Updated: May 30
The trend for a plant-based diet has risen by 600% in the US(1). 1 While it is easy to find plant-based (vegan or vegetarian) food, when it comes to drugs, people often compromise. I performed my own investigation based on a list from U.S. News & World Report in collaboration with Pharmacy Times of the top Over-The-Counter (OTC) health products recommended by pharmacists in 2019(2). For now, I picked 5 popular categories and analyzed every ingredient as having a:
Plant or synthetic origin
Unknown origin (unable to determine if plant or animal derived)
To identify the source of the inactive ingredients in the products, I used dailymed.nlm.nih.gov, an official provider of FDA label information. Then, I utilized multiple sources such as the Handbook of Pharmaceutical Excipients 6th ed.(3), and online references such as doublecheckvegan.com(4), and veganpeace.com(5). Since some of these online references are not entirely validated, I also did some searching using my own pharmacy knowledge to determine the manufacturing process for each ingredient. While we cannot be entirely sure, this list is as complete and accurate as we can get without speaking directly with the manufacturers (which is not very easy) or performing lab testing (available via VeganMed).

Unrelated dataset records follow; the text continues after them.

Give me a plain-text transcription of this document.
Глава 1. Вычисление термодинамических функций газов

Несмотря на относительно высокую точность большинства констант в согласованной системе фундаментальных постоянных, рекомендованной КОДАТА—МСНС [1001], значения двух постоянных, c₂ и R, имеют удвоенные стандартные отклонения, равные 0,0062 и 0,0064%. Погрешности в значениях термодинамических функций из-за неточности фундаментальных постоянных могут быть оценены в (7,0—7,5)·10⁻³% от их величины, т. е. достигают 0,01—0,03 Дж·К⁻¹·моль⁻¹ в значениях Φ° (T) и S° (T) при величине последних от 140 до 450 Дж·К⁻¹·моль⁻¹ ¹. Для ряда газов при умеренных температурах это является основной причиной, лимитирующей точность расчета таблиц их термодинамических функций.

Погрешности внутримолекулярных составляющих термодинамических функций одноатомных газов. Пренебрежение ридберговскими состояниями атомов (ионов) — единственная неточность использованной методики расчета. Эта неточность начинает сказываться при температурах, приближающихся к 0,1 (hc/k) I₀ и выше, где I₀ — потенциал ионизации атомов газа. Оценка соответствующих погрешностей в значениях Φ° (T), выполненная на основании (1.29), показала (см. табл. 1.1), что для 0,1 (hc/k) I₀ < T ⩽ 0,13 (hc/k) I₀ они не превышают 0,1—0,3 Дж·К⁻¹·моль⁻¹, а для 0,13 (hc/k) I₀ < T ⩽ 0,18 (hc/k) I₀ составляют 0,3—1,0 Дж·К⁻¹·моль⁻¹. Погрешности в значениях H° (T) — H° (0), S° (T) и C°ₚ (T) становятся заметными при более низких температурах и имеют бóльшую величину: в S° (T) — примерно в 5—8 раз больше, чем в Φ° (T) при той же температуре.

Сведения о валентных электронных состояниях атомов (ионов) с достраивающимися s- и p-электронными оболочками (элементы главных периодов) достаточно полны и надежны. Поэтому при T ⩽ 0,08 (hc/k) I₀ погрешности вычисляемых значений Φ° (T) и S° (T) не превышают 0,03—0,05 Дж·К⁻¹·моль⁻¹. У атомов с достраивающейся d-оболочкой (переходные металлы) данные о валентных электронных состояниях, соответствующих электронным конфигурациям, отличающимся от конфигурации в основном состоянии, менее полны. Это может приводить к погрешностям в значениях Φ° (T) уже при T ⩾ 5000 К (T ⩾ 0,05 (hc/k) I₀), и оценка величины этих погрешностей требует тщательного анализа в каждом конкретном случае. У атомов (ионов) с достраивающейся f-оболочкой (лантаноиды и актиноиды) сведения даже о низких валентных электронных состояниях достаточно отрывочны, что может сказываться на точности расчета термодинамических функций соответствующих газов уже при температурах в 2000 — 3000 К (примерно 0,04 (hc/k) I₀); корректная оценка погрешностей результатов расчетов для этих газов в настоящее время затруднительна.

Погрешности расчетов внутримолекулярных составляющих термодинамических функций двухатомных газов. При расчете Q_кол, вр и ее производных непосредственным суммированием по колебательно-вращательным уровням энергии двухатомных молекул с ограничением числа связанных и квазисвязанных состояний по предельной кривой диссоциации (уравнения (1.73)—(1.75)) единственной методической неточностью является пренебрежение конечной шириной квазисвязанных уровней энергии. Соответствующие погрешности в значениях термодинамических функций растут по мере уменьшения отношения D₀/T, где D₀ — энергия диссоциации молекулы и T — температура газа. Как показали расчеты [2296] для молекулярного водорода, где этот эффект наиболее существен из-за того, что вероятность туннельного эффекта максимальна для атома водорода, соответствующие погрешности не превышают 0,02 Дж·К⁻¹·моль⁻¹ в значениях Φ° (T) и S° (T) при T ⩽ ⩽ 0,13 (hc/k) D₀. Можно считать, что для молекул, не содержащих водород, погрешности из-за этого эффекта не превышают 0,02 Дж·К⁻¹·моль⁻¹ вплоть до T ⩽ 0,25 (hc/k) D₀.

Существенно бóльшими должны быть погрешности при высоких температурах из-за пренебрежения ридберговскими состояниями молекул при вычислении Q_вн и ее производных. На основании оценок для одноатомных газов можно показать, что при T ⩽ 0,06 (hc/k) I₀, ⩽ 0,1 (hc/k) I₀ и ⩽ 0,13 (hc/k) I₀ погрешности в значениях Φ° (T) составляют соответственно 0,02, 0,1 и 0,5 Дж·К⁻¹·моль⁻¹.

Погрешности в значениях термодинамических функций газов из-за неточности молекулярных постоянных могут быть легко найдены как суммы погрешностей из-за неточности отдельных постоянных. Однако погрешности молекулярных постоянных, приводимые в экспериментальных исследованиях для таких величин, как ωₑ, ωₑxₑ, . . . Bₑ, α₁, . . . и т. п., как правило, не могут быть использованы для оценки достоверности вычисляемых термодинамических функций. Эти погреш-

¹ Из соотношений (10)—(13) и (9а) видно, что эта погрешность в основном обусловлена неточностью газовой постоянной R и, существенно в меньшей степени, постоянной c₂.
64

The findings were very interesting! Out of the 12 products I evaluated, 6 contained at least 1 animal derived ingredient. The remaining 6 were unknown, as the manufacturers do not necessarily disclose if they used a plant or animal derived ingredient. The table below describes the product and exact drug code, along with the ingredients so you can check for yourself!
Source: All pictures are taken from DailyMed.(6)
At least 50% of the products I looked at had ingredients from an animal source. However, they don’t have to, as alternatives for those inactive ingredients already exist. In an analysis from the United Kingdom, nearly 60% of the most commonly prescribed products contained lactose(7). Another analysis from the UK suggested that gathering information about the origins of ingredients in medications needs much improvement. Many health care providers and patients are unknowingly prescribing and consuming animal derived ingredients. The lack of labeling and access to the manufacturing process for these drugs are unclear and challenging to find. The article stated how the European Union manufacturers are banned from describing this data, since diet is considered a “lifestyle choice”(7). Having only the excipients listed, but not the origin of the ingredients, makes it more difficult for patients to fit it into their dietary preferences.
While finding vegan food is easy, changing your diet is quite hard! On the flip side, finding animal-free medicines is quite hard, but asking for it is easy! Except for a few rare exceptions, the medicine should work just the same and we wouldn’t even taste the change. For anyone that cares about animal welfare or climate change, simply asking for the use of an animal-free ingredient will make the industry and world better!
Oberst L. Why the Global Rise in Vegan and Plant-Based Eating Isn't A Fad (600% Increase in U.S. Vegans Other Astounding Stats). Food Revolution Network. https://foodrevolution.org/blog/vegan-statistics-global/. Published January 18, 2018. Accessed September 2, 2019.
Pharmacists' Picks: Top Recommended Health Products. U.S. News & World Report. https://health.usnews.com/wellness/articles/pharmacists-picks-top-recommended-health-products. Accessed September 2, 2019.
Sheskey PJ, Quinn ME. Handbook of Pharmaceutical Excipients. 6th ed. (Rowe RC, ed.). London: Pharmaceutical Press; 2009.
Vegan Ingredient Checker. Double Check Vegan. https://doublecheckvegan.com/. Accessed September 1, 2019.
Ingredients. Vegan Peace. http://www.veganpeace.com/ingredients/ingredients.htm Sodium Hydroxide. Accessed September 1, 2019.
DailyMed. U.S. National Library of Medicine. https://dailymed.nlm.nih.gov/dailymed/. Accessed September 1, 2019.
Tatham KC, Patel KP. Suitability of common drugs for patients who avoid animal products. BMJ. 2014;348(Feb 4). doi:10.1136/bmj.g401.